I’m not blaming Hayley or Gwen. I’m blaming the culture and the system who dictate what size is acceptable for a woman to be in a successful, mainstream band. I’m sure Gwen and Hayley feel the pressure too. What if one day they decided to ‘let themselves go’? do you think their management would let that slide? Would they still occupy the front cover of Cosmo or have their appearance consistently praised by empty gossip rags who feed women’s insecurities?
The confidence in my body was knocked down the minute a family member made a snide comment about how big I was as a negative at an age when I shouldn’t of been thinking about weight or diets. I used to hold my gut in the mirror and breathe in, telling myself if I chopped that bit of fat off I’d be OK before I even went to high school. What chance did I have?
When my confidence was low enough as a teenager, a grown man cruelly said to me “you’re too fat to wear that skirt” in the middle of the street on a night out, which helped solidify my fears. I shouldn’t have let it get to me, but when you’re 17 and have extremely low confidence it doesn’t enter your head to be #BodyPositive, you just tend to recoil and want the ground to swallow you up. Plus, hashtags weren’t a thing in the naughties.
When I was growing up there was no such thing as body positivity, plus size movements or a celebration of all sizes. Popular shops didn’t sell plus size ranges unless it was some fuddy-duddy old people shop or a specialised offering. You’d never be able to go into H&M or log on to Asos.com and get something cool that fit just like the ad’s suggested it would.
It was just a race to be skinny so I could start my life. It was a race I was never going to win, nor will I ever. That’s not me being self-defeatist, and I would like to lose some weight and become more active, but I’m never going to be a skinny girl because I’ve genetically got wide hips, a big ass, and ample thighs. Plus, I no longer have the desire to be.

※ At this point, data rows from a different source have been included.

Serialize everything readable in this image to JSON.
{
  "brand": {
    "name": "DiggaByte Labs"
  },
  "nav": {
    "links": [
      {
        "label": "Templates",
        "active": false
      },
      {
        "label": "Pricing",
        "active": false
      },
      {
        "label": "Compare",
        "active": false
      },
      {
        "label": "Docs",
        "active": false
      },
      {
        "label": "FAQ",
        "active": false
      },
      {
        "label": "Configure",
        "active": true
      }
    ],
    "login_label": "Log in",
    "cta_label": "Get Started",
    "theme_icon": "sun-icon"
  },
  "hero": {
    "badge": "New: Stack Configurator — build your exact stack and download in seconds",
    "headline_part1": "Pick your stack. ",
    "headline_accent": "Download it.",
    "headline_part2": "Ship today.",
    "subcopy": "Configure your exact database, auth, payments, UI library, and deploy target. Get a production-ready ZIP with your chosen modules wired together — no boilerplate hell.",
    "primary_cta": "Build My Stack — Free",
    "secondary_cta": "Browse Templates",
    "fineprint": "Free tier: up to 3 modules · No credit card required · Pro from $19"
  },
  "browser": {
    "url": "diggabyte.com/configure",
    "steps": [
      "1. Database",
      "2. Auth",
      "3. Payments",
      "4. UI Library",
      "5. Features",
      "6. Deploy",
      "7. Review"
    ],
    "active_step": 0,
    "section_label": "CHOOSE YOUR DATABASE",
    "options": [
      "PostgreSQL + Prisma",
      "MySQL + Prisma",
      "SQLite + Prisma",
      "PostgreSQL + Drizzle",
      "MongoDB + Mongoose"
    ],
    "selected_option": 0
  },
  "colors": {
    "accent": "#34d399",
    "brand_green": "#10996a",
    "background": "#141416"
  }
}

Negative body image has ultimately determined my path in life thus far and it angers me more than I can say.
Being a singer on stage is hard enough if you’re introverted, shy and insecure, but the thought of jumping up down and feeling my excess weight jump up and down with me has always been too much to bear.
Well now, frankly, I’m fucking sick of wasting my life. I’m not going to join Pantera anytime soon, but I’ll be damned if I let societies problems with weight and my subsequent insecurity dictate the kind of frontwoman I want to be. Music is my life and my home, it should be a place for complete freedom and creative energy.
I don’t want to be Hayley Williams, I want to be Leanne Brookes. I have my own style which comes from a place of authenticity; a primal oneness with music and a titty bounce here and there if necessary.